Filipino Martial Arts 101: An Afternoon with Pekiti Tirsia Kali Manila


I wish I had more time to interview PTK Manila Chief Instructor Buddy Acenas as his passion, love of country, and exceptional skills were on full display despite a very rainy Saturday afternoon in Makati.

Filipino Martial Arts: So much of what makes it one of the best fighting systems in the world from a foreign perspective has miserably failed to resonate with the very people it is supposed to be one with.

The same question has been on my mind ever since I saw the 1986 movie “Kamagong” which ignited my interest in FMA as a 9-year-old kid: “Why are we not interested in our own martial art and national sport?”
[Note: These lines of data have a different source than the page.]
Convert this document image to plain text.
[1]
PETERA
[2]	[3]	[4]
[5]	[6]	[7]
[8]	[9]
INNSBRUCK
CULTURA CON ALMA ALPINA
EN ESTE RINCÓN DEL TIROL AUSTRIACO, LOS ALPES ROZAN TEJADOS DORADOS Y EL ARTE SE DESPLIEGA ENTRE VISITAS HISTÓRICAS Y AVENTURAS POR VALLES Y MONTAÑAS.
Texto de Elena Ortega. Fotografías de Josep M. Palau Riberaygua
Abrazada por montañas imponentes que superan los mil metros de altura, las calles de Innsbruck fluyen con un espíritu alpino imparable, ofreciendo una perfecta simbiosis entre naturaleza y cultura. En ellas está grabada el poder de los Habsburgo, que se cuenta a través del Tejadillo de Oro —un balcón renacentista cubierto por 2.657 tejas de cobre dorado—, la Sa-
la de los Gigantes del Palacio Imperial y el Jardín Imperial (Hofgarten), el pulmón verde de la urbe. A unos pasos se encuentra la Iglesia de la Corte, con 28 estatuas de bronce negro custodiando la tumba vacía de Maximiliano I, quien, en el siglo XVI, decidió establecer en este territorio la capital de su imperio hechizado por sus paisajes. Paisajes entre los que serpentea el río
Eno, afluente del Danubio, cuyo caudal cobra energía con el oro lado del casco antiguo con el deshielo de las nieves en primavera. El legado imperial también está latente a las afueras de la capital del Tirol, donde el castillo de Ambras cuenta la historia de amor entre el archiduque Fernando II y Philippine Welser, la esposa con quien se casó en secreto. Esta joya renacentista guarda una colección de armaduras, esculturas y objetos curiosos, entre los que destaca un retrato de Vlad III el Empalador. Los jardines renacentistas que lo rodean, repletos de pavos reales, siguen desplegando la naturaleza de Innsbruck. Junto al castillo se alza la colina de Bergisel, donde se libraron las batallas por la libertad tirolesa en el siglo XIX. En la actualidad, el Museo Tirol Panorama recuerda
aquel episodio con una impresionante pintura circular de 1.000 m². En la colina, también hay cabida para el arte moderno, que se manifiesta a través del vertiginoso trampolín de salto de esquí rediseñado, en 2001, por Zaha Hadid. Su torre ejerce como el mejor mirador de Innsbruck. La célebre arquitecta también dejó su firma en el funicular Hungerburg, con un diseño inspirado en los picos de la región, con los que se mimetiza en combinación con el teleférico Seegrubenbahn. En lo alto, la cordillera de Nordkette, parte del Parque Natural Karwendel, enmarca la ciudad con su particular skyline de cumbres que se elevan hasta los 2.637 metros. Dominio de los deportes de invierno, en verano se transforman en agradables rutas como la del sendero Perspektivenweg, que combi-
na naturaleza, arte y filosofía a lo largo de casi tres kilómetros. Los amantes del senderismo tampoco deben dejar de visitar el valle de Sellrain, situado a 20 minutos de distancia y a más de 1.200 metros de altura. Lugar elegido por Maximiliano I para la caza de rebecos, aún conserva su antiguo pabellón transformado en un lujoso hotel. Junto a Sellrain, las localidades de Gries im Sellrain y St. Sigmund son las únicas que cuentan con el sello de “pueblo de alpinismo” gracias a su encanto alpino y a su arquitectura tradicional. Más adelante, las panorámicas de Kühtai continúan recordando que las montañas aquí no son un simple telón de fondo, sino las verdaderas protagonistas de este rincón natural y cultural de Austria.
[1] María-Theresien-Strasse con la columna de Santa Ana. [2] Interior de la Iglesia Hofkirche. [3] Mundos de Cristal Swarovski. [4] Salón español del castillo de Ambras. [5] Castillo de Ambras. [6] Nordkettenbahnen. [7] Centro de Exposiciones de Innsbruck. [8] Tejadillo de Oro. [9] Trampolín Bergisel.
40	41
After 28 years, I finally got my answer in the form of this interview with Buddy Acenas, the Chief Instructor for Pekiti Tirsia Kali Manila, one of the most respected and well-known FMA schools in the country. For those of you who do not know him, he first studied the system in 2002 under Tuhon Rommel Tortal who was also teaching the Philippine Marines.

In 2007, Tuhon Tortal made him an instructor and asked him to take over the club.  Fast forward to 2011 where he became the first Filipino to teach FMA in Turkey and in 2014 became the first Filipino to teach FMA in Latvia, which led to the founding of PTK clubs for both countries. PTK also has clubs in Quezon City, Makati, and Naga City.

So much of this interview was not just a personal need-to-know but more of a “need-to-be-aware” for everyone in the country who has had misinformed, preconceived notions about our own national sport; I hope this interview reaches the people mentioned.

How would you explain FMA to the average Filipino?

“Filipino Martial Arts is a really good term to describe a huge group of different fighting systems with different principles; there are many terms for it namely escrima, arnis, kali, and there are other sub-terms for other sub-systems, but FMA pretty much covers everything.

“The main commonality among these systems for it to be called FMA is 1) It is derived from a fighting system developed in the Philippines; 2) it has roots here; and 3) personally it can be empty-handed but it is primarily weapon-based as a vast majority of FMA systems are weapon-based.

“It is so difficult to have a definitive description for it because there are so many different systems and different approaches of teaching their material that it is impossible to define it further than what I just said.”

What do you think are the main concerns for us locally? Why do foreigners want to learn the discipline more than we do?  

“I think the main concern for FMA is a lack of awareness among Filipinos about what it is and even if it exists or not. A lot of us have backward misconceptions regarding FMA.

“First of these is the thinking that it is only weapon-based and hitting sticks and it has no empty-hand application therefore it is not practical. This is the irony because the practicality of FMA is known worldwide. Filipinos do not see this but the very heart of the system is its practicality in everyday situations.

“The other issue is that FMA started at the grassroots level and it’s taught to the working class so it is seen as a blue collar martial art. It doesn’t have the same ‘sex appeal’ as other systems coming from abroad.